Israeli Apartheid Week is remembered with particular dedication in South Africa, which suffered for decades under an Apartheid government, with its institutionalised racism and brutality. On 7 March, the Deputy Secretary General of South Africa’s governing African National Congress, Jessie Duarte, will lecture at an IAW event in Klerksdorp, such is the desire to see apartheid in all of its guises brought to an end.
This year, the week holds special significance, says IAW’s website, with the centenary of the Balfour Declaration, whereby the British government promised to help with the establishment of a “national home for the Jewish people” in Palestine. This was reflected by the title of the topic under discussion at the opening plenary of IAW 2017 hosted by the Action Palestine Society at King’s College London on 28 February: “100 years of Palestinian resistance against settler colonialism”. The panel discussion included talks by veteran of the anti-Apartheid struggle, Black Lives Matter and the Boycott, Divestment and Sanctions (BDS) movement.
Britain’s adoption of a new definition for anti-Semitism, say observers, has been exploited to silence students in universities across the country from discussing the situation in Palestine-Israel and voicing criticism of Israel’s policies in the occupied Palestinian territories. The Minister for Universities, Science, Research and Innovation, Jo Johnson MP, has written to the universities to warn against the global activities of Israeli Apartheid Week, limiting further the space for students to organise and campaign freely under the IAW banner.
His letter has had an immediate impact. Last week, the University of Central Lancashire imposed a ban on a meeting where pro-Palestine journalist Ben White and other academics were scheduled to speak. According to the university, the meeting on “Debunking misconceptions on Palestine” would have contravened the recently endorsed definition of anti-Semitism.

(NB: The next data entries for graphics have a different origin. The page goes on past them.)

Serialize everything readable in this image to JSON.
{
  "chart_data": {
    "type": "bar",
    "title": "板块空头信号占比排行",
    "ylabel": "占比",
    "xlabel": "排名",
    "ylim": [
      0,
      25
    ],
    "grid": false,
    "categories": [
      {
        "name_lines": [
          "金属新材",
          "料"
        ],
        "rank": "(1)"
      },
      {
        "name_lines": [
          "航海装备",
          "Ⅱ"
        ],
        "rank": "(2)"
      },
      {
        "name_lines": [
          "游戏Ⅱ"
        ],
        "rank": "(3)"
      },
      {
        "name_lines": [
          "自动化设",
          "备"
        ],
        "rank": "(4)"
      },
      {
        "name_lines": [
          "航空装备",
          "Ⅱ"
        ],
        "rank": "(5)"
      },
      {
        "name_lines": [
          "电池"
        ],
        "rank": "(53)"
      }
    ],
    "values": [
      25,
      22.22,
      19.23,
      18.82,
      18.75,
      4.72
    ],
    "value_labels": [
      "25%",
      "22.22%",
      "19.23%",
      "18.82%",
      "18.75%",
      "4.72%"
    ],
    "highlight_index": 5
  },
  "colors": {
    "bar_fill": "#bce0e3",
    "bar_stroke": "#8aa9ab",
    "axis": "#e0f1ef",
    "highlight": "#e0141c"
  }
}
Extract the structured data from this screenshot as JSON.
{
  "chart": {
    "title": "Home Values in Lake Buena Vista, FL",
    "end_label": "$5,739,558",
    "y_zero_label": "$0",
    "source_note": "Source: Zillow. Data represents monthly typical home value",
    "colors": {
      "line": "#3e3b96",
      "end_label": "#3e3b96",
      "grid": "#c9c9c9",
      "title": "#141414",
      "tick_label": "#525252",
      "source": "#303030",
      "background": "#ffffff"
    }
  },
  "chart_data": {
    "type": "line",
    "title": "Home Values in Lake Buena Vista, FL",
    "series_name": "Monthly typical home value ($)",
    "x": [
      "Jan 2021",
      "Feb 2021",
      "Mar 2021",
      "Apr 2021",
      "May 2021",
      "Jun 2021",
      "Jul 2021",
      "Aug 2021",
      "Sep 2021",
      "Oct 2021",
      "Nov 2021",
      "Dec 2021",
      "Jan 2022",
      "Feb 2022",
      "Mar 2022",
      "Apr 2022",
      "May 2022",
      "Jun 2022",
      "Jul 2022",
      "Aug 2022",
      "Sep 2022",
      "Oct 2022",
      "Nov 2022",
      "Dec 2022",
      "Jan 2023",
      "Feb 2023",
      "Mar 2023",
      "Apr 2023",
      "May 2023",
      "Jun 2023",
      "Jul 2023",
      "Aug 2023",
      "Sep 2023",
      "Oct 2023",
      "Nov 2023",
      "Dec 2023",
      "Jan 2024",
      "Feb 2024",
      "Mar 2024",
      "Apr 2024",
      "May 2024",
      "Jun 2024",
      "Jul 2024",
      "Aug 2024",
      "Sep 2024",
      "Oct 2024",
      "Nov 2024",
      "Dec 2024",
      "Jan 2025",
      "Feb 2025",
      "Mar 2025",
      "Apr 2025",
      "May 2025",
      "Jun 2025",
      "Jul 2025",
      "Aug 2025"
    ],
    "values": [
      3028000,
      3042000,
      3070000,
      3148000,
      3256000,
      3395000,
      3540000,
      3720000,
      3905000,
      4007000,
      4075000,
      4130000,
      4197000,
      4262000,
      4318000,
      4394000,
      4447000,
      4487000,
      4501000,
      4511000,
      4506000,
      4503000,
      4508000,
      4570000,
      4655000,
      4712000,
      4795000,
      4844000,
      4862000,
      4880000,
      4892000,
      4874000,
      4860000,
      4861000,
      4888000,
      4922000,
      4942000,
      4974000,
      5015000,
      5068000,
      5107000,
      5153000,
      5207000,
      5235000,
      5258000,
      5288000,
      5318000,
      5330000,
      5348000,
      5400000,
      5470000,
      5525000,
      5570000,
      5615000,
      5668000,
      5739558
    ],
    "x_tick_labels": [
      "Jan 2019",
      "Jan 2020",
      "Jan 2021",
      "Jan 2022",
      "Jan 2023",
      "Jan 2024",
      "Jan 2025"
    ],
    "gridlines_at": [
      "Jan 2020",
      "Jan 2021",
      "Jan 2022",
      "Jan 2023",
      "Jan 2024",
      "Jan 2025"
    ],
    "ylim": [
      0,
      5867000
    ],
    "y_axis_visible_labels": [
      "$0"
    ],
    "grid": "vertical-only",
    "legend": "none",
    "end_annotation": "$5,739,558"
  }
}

A recent letter signed by dozens of professors and lecturers across Britain expressed dismay at what they believe are “attacks on academic freedom” and “explicit political interference in university affairs” by the government. They are concerned that the new anti-Semitism definition can be read as “extending to criticism of Israel and support for Palestinian rights.”
The President of the National Union of Students, Malia Bouattia, admitted the difficulty in maintaining a balanced atmosphere for students to practice their right to free speech on campus. “This is particularly relevant when Israel and Palestine are being discussed,” she told the Guardian.